To create an automation that generates tickets for active, critical vulnerabilities without sprints, follow these steps:

  1. Navigate to Automation.

  2. Click Create and fill in the following fields:

    • Title: Type "Generate active and critical vulnerability tickets".

    • Description: Type "This automation generates tickets for critical vulnerabilities".

    • BQL query: Type the following (BQL) query to find all active vulnerabilities with a critical risk rating in your data. Click Test to ensure that the query is valid and returns the expected data:

      FIND Vulnerability AS v
      WHERE v.riskRating = "Critical"
      AND v.status = "Confirmed active"
    • Actions: Click the Select an action drop-down, and select Create vulnerability ticket without sprints. More options appear below.

      • SLA: Select an SLA definition to associate with the tickets. For example, Default ticket SLA definition, where the SLA starts when the ticket is created or Default finding SLA definition, where the SLA starts from the date that the findings are initially identified. See Service-level agreements for additional information.

      • Grouping: Click the drop-down and select Type > Name and Type > Risk rating. This groups the vulnerabilities by their name and risk rating levels.

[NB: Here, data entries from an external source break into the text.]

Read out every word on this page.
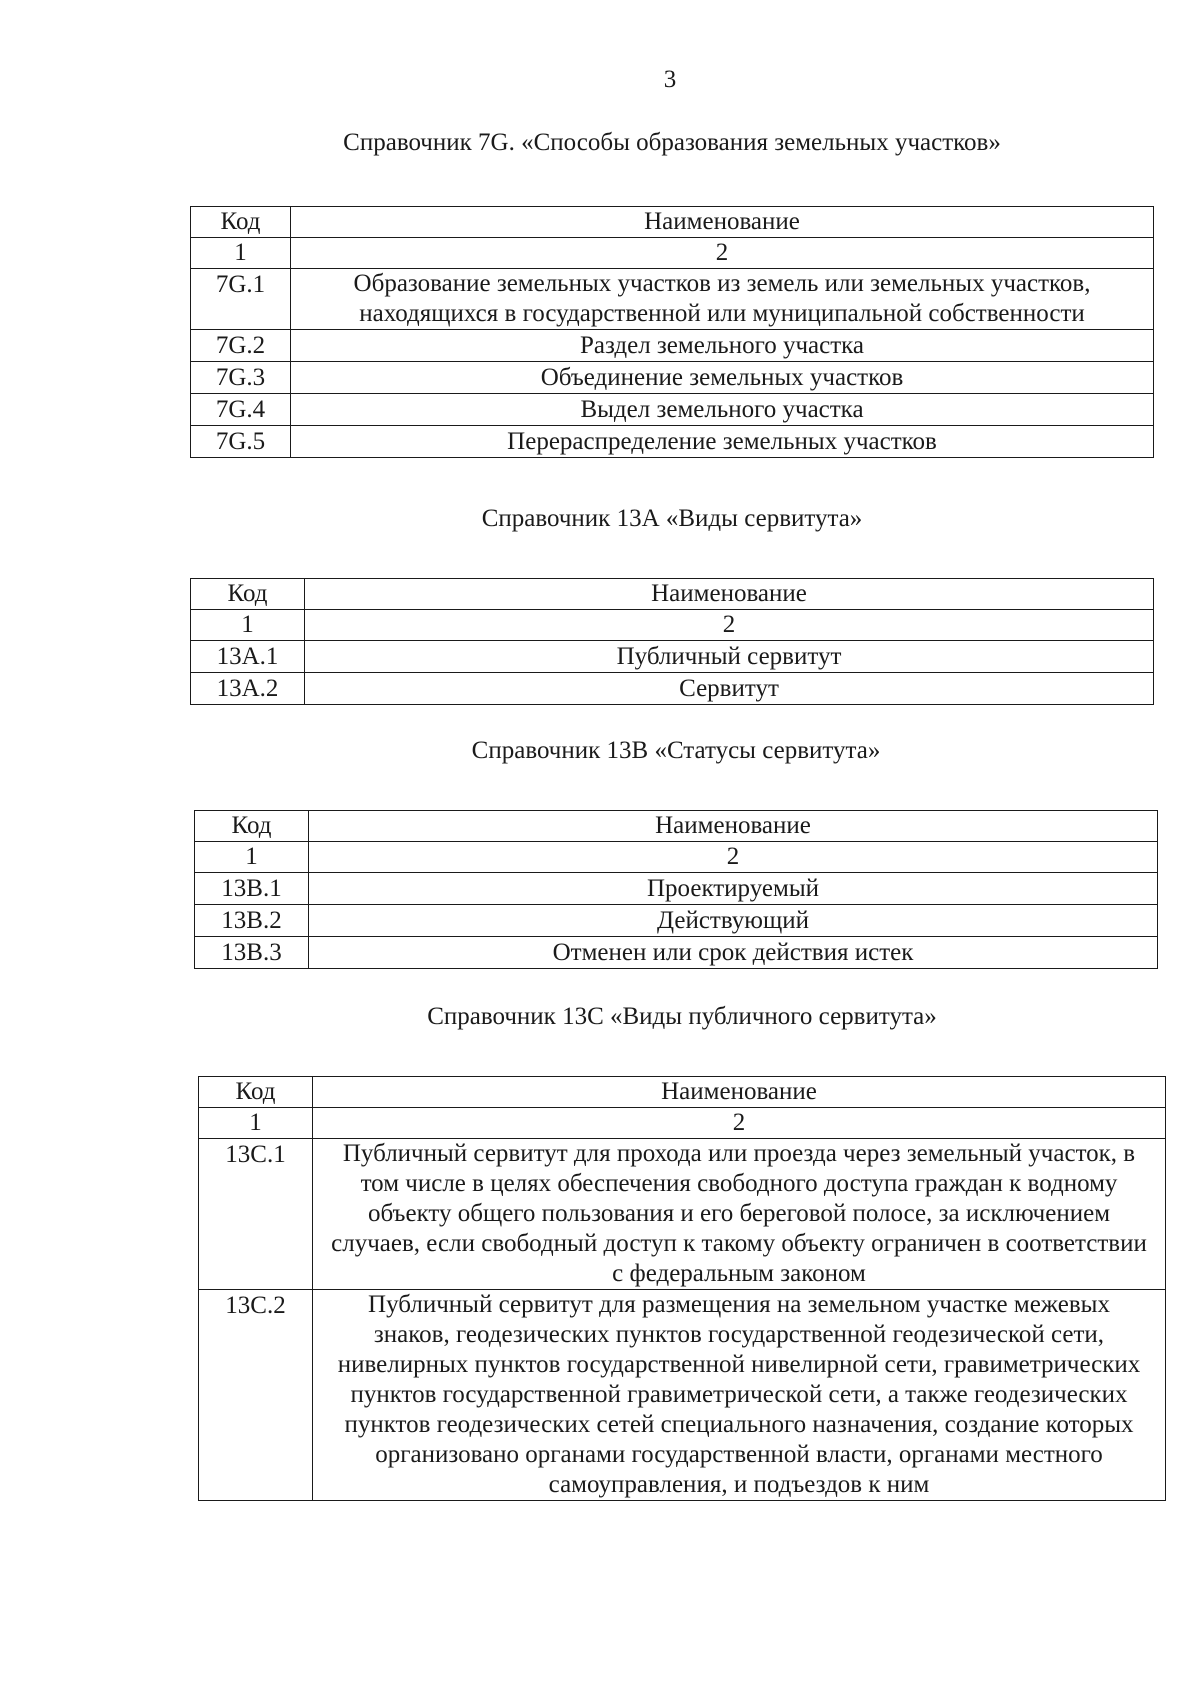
3
Справочник 7G. «Способы образования земельных участков»
Код	Наименование
1	2
7G.1	Образование земельных участков из земель или земельных участков, находящихся в государственной или муниципальной собственности
7G.2	Раздел земельного участка
7G.3	Объединение земельных участков
7G.4	Выдел земельного участка
7G.5	Перераспределение земельных участков
Справочник 13А «Виды сервитута»
Код	Наименование
1	2
13А.1	Публичный сервитут
13А.2	Сервитут
Справочник 13В «Статусы сервитута»
Код	Наименование
1	2
13В.1	Проектируемый
13В.2	Действующий
13В.3	Отменен или срок действия истек
Справочник 13С «Виды публичного сервитута»
Код	Наименование
1	2
13С.1	Публичный сервитут для прохода или проезда через земельный участок, в том числе в целях обеспечения свободного доступа граждан к водному объекту общего пользования и его береговой полосе, за исключением случаев, если свободный доступ к такому объекту ограничен в соответствии с федеральным законом
13С.2	Публичный сервитут для размещения на земельном участке межевых знаков, геодезических пунктов государственной геодезической сети, нивелирных пунктов государственной нивелирной сети, гравиметрических пунктов государственной гравиметрической сети, а также геодезических пунктов геодезических сетей специального назначения, создание которых организовано органами государственной власти, органами местного самоуправления, и подъездов к ним
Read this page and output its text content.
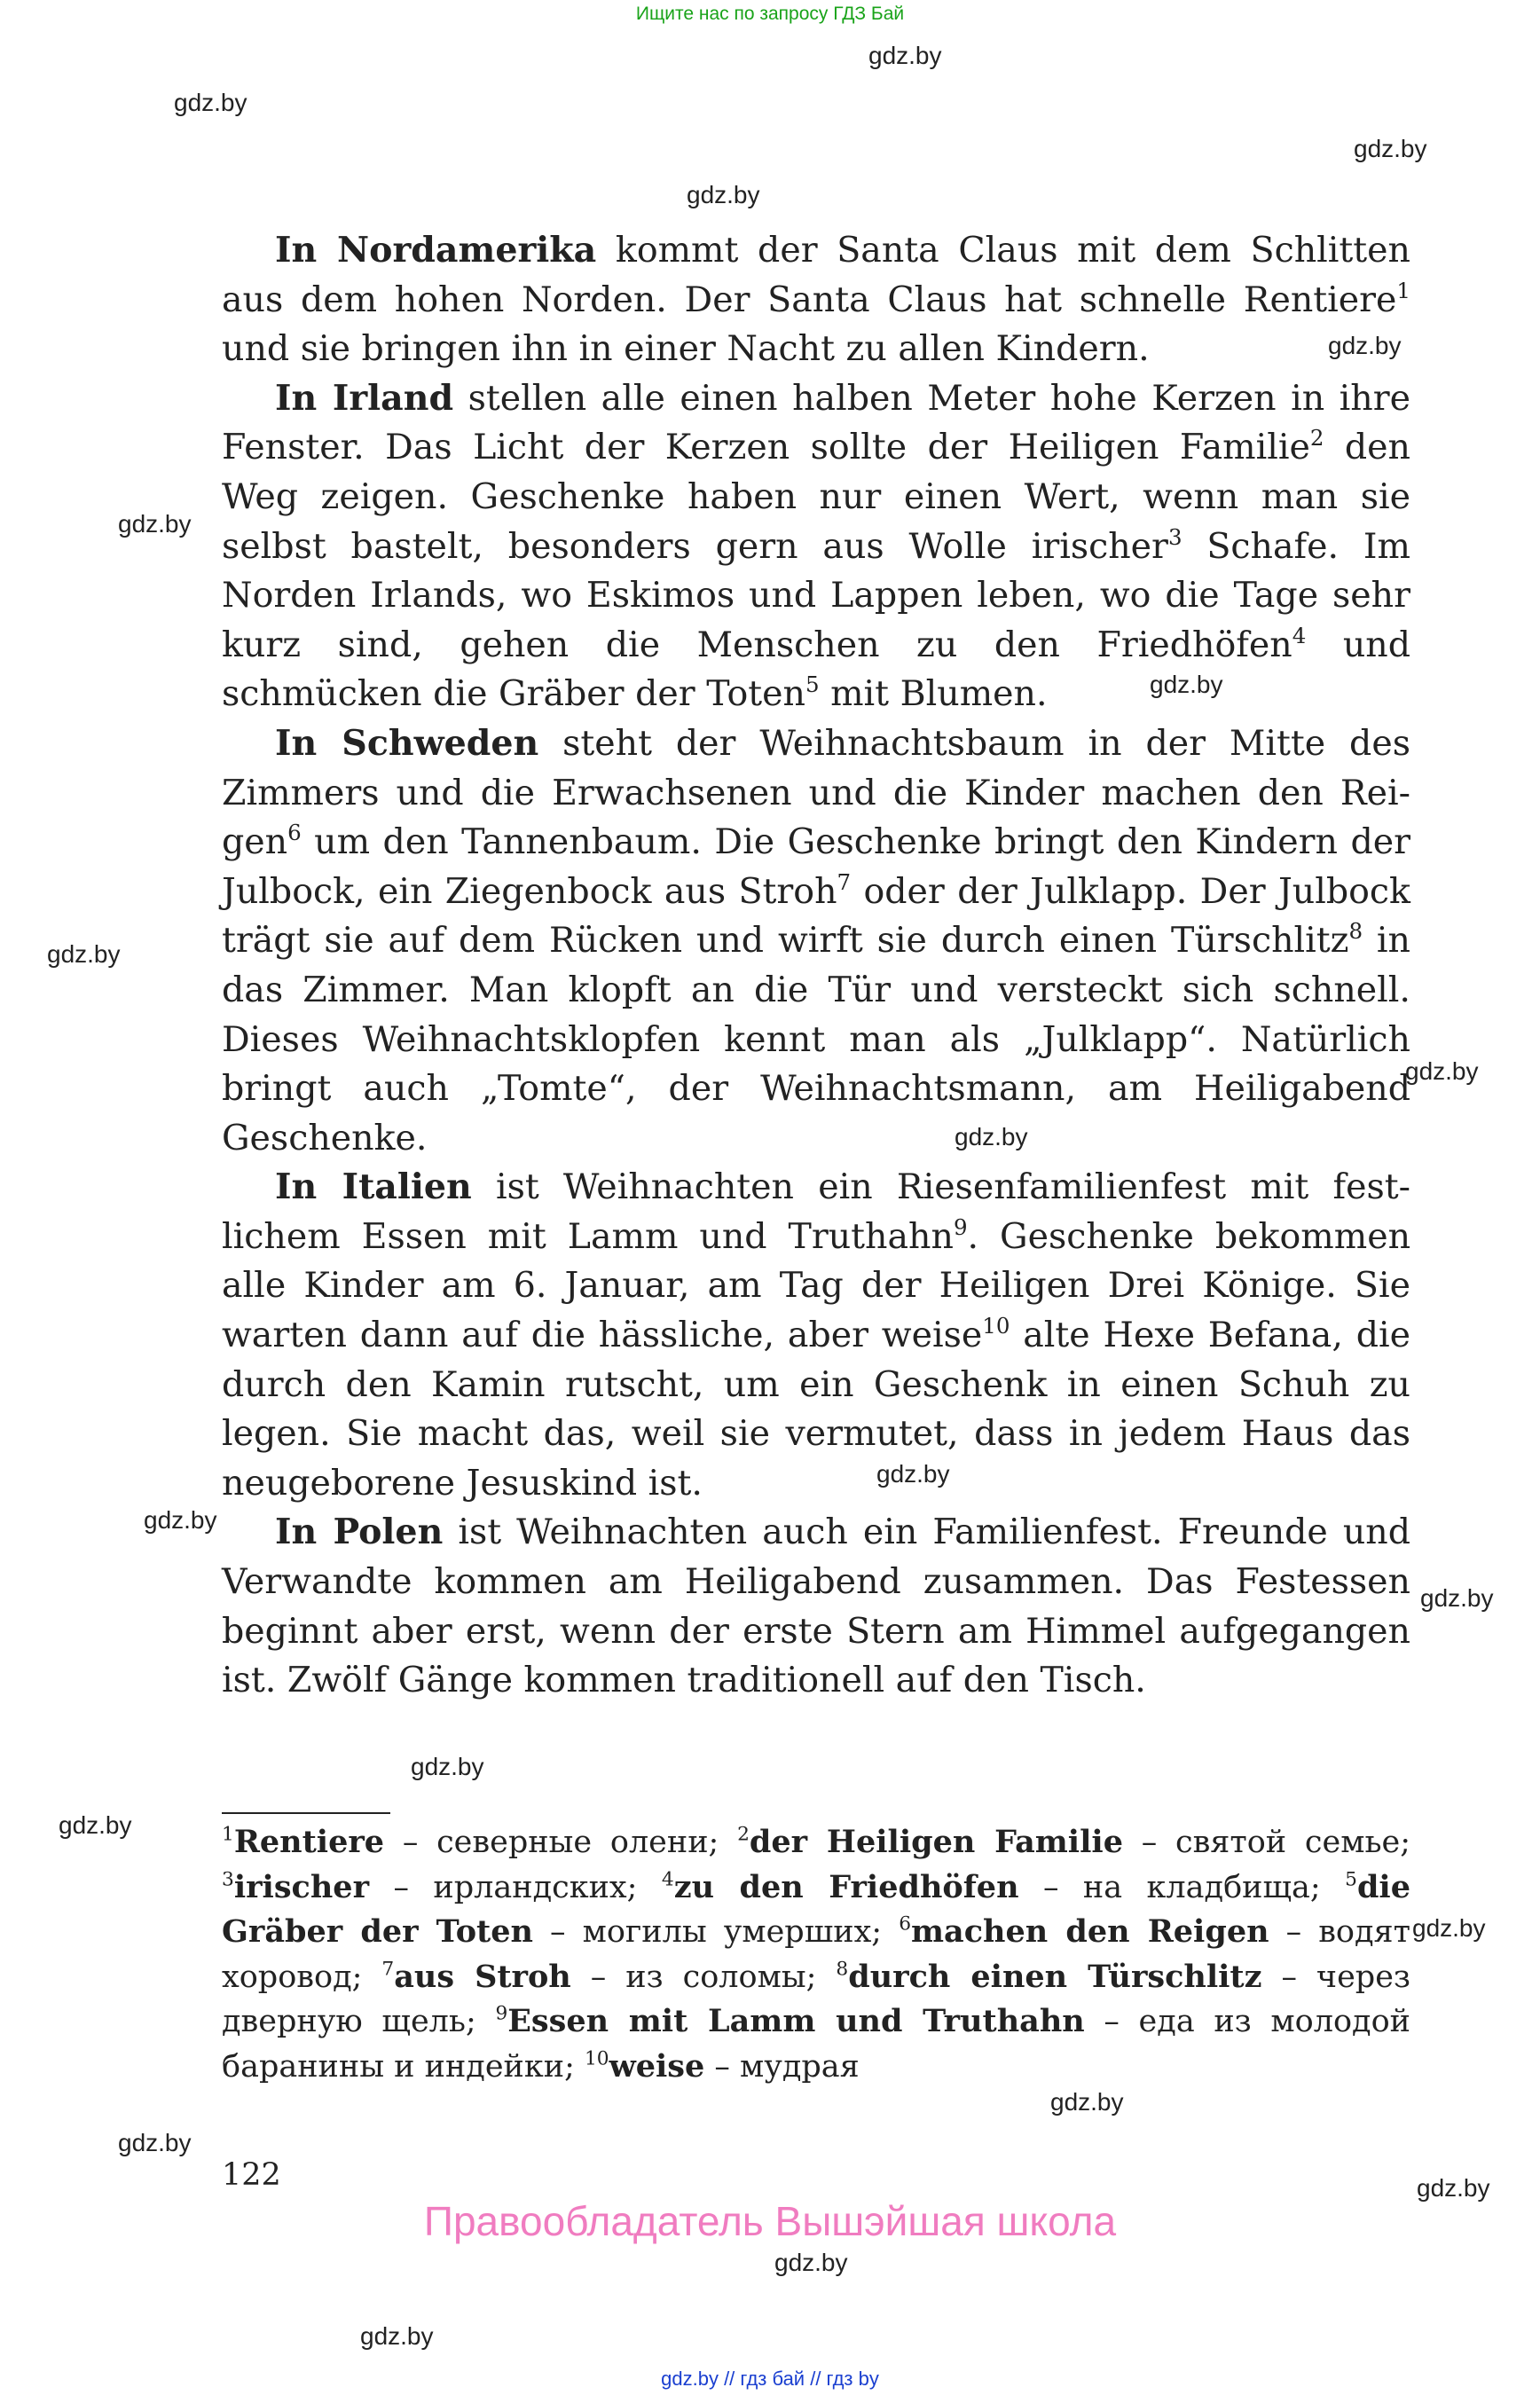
Ищите нас по запросу ГДЗ Бай
gdz.by
gdz.by
gdz.by
gdz.by
gdz.by
gdz.by
gdz.by
gdz.by
gdz.by
gdz.by
gdz.by
gdz.by
gdz.by
gdz.by
gdz.by
gdz.by
gdz.by
gdz.by
gdz.by
gdz.by
gdz.by

In Nordamerika kommt der Santa Claus mit dem Schlitten aus dem hohen Norden. Der Santa Claus hat schnelle Rentiere$^1$ und sie bringen ihn in einer Nacht zu allen Kindern.

In Irland stellen alle einen halben Meter hohe Kerzen in ihre Fenster. Das Licht der Kerzen sollte der Heiligen Familie$^2$ den Weg zeigen. Geschenke haben nur einen Wert, wenn man sie selbst bastelt, besonders gern aus Wolle irischer$^3$ Schafe. Im Norden Irlands, wo Eskimos und Lappen leben, wo die Tage sehr kurz sind, gehen die Menschen zu den Friedhöfen$^4$ und schmücken die Gräber der Toten$^5$ mit Blumen.

In Schweden steht der Weihnachtsbaum in der Mitte des Zimmers und die Erwachsenen und die Kinder machen den Reigen$^6$ um den Tannenbaum. Die Geschenke bringt den Kindern der Julbock, ein Ziegenbock aus Stroh$^7$ oder der Julklapp. Der Julbock trägt sie auf dem Rücken und wirft sie durch einen Türschlitz$^8$ in das Zimmer. Man klopft an die Tür und versteckt sich schnell. Dieses Weihnachtsklopfen kennt man als „Julklapp“. Natürlich bringt auch „Tomte“, der Weihnachtsmann, am Heiligabend Geschenke.

In Italien ist Weihnachten ein Riesenfamilienfest mit festlichem Essen mit Lamm und Truthahn$^9$. Geschenke bekommen alle Kinder am 6. Januar, am Tag der Heiligen Drei Könige. Sie warten dann auf die hässliche, aber weise$^{10}$ alte Hexe Befana, die durch den Kamin rutscht, um ein Geschenk in einen Schuh zu legen. Sie macht das, weil sie vermutet, dass in jedem Haus das neugeborene Jesuskind ist.

In Polen ist Weihnachten auch ein Familienfest. Freunde und Verwandte kommen am Heiligabend zusammen. Das Festessen beginnt aber erst, wenn der erste Stern am Himmel aufgegangen ist. Zwölf Gänge kommen traditionell auf den Tisch.

$^1$Rentiere – северные олени; $^2$der Heiligen Familie – святой семье; $^3$irischer – ирландских; $^4$zu den Friedhöfen – на кладбища; $^5$die Gräber der Toten – могилы умерших; $^6$machen den Reigen – водят хоровод; $^7$aus Stroh – из соломы; $^8$durch einen Türschlitz – через дверную щель; $^9$Essen mit Lamm und Truthahn – еда из молодой баранины и индейки; $^{10}$weise – мудрая
122
Правообладатель Вышэйшая школа
gdz.by // гдз бай // гдз by
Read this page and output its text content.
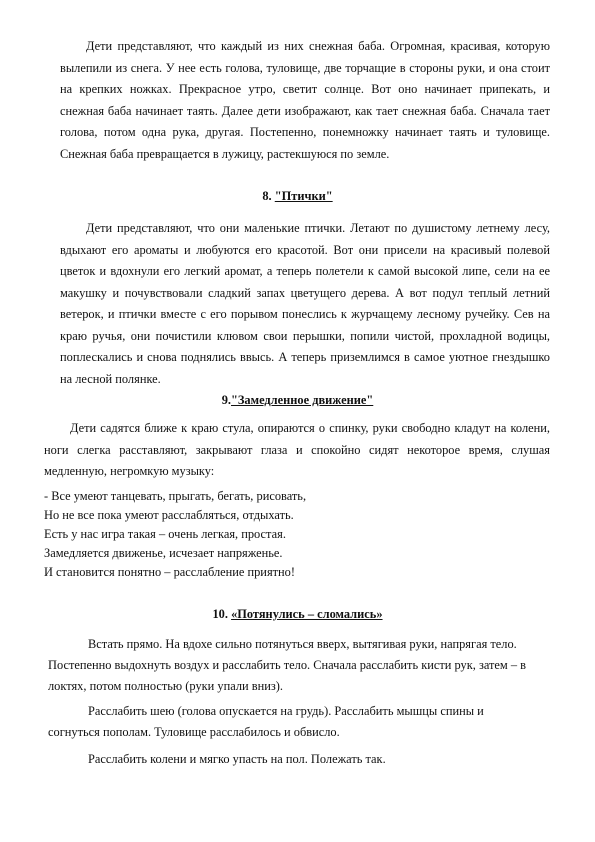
Дети представляют, что каждый из них снежная баба. Огромная, красивая, которую вылепили из снега. У нее есть голова, туловище, две торчащие в стороны руки, и она стоит на крепких ножках. Прекрасное утро, светит солнце. Вот оно начинает припекать, и снежная баба начинает таять. Далее дети изображают, как тает снежная баба. Сначала тает голова, потом одна рука, другая. Постепенно, понемножку начинает таять и туловище. Снежная баба превращается в лужицу, растекшуюся по земле.

8. "Птички"

Дети представляют, что они маленькие птички. Летают по душистому летнему лесу, вдыхают его ароматы и любуются его красотой. Вот они присели на красивый полевой цветок и вдохнули его легкий аромат, а теперь полетели к самой высокой липе, сели на ее макушку и почувствовали сладкий запах цветущего дерева. А вот подул теплый летний ветерок, и птички вместе с его порывом понеслись к журчащему лесному ручейку. Сев на краю ручья, они почистили клювом свои перышки, попили чистой, прохладной водицы, поплескались и снова поднялись ввысь. А теперь приземлимся в самое уютное гнездышко на лесной полянке.

9."Замедленное движение"

Дети садятся ближе к краю стула, опираются о спинку, руки свободно кладут на колени, ноги слегка расставляют, закрывают глаза и спокойно сидят некоторое время, слушая медленную, негромкую музыку:

- Все умеют танцевать, прыгать, бегать, рисовать,
Но не все пока умеют расслабляться, отдыхать.
Есть у нас игра такая – очень легкая, простая.
Замедляется движенье, исчезает напряженье.
И становится понятно – расслабление приятно!

10. «Потянулись – сломались»

Встать прямо. На вдохе сильно потянуться вверх, вытягивая руки, напрягая тело. Постепенно выдохнуть воздух и расслабить тело. Сначала расслабить кисти рук, затем – в локтях, потом полностью (руки упали вниз).

Расслабить шею (голова опускается на грудь). Расслабить мышцы спины и согнуться пополам. Туловище расслабилось и обвисло.

Расслабить колени и мягко упасть на пол. Полежать так.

      • Assignment Policy: Click the drop-down and select a default owner. You can assign it to a specific user, assign it based on an attribute, or leave it unassigned.

      • Continue adding new findings to open tickets for as long as this condition is met: (Optional) Enter a BCL condition that determines whether an existing open ticket should accept new findings or if a new ticket should be created. This condition is applied to the tickets, not the findings. For example, the BCL could be:

        dateCreated IN LAST 1 week

        In this case, any new vulnerabilities are added to tickets that were created within the last week.

    • Run: Choose a method for the automation to run. You can run the automation manually, set a schedule for the automation to run, or you can set it to run when your data orchestration runs.

  3. Click Create.

The Automations page reloads and the new automation appears in the list view. See launch the automation and view the generated tickets for details on running the ticket automation and viewing tickets generated by the automation.